The workflow issue is especially important to Register's high-volume practice. He estimates he sees 40 patients a day with the new software but was able to see as many as 55 patients a day with his old system.

"Now I see a third less because of the time it takes to enter all the data, and it's so much more physician-driven," he says. "Everybody else's job is quicker and mine is slower."

Despite those complaints, Register says he is more satisfied with the new system because revenue hasn't suffered and he has more data at his fingertips.

"Even though we spent more and are frustrated more, in the end, my billers are able to collect more," he says. CMC's EHR system includes a billing module in its practice management system that links with his government and commercial payers to determine benefits eligibility in real time or by groups of patients, including co-pay and deductible information.

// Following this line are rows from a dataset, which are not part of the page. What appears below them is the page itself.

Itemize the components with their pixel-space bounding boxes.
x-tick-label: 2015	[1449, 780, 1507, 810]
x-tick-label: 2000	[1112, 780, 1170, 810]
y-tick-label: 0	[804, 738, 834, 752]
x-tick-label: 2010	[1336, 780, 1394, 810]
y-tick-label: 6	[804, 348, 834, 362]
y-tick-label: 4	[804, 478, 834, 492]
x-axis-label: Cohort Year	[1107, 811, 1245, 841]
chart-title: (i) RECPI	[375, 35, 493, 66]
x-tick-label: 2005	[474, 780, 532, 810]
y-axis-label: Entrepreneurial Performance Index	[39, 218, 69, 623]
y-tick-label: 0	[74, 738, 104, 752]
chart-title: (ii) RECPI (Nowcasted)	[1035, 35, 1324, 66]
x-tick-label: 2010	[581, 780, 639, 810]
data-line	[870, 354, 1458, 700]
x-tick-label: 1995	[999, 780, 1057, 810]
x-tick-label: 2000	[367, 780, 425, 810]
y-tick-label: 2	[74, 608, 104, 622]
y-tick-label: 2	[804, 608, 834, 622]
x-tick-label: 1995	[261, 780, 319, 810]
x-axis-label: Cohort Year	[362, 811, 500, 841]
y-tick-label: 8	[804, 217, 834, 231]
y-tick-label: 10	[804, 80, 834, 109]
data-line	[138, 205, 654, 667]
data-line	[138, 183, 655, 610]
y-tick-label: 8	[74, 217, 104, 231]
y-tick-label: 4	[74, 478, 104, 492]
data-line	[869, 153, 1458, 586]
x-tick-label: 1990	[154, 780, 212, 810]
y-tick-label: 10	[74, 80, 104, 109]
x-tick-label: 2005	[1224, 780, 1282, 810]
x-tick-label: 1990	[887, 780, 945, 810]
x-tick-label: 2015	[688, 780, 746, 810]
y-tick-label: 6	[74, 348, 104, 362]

"Those things are cool," he says. "Pulling up a list of medication a patient has been on is cool, tapping into the pharmacy data and seeing what every doctor has given this patient is cool, being able to log in at the hospital is cool. There is not a sheet of paper on my desk. That is cool."

JUST THE BEGINNING

To qualify for stage 1 of meaningful use in 2011, physicians must use data from 90 consecutive days. For stages 2 and 3, physicians will have to report from a year's worth of data to complete the attestation, according to preliminary recommendations to CMS.

The next two stages may require new measures, such as requiring that at least 20% of patients access their record using a Web-based portal at least once. There also could be more demanding requirements, such as boosting the number of patients' demographics recorded as structured data become available for quality of care reports from 50% to 80% of patients.

 







Physicians who don't demonstrate EHR meaningful use starting in 2015 will see Medicare reimbursements cut by 1% each year until a maximum 5% penalty is assessed.

Some practices may decide to forgo the incentives and take the hit with the Medicare reimbursement penalties. Others, however, such as Southwest Orlando Family Practice, Family Medicine Associates, and Cairo Medical Care, can already see the finish line—and they are already starting to reap the benefits.

"From the beginning, we were not thinking about the financial aspect of it," says SOFP's DeLeon. "With or without the meaningful use, we're going to get our work done the right way."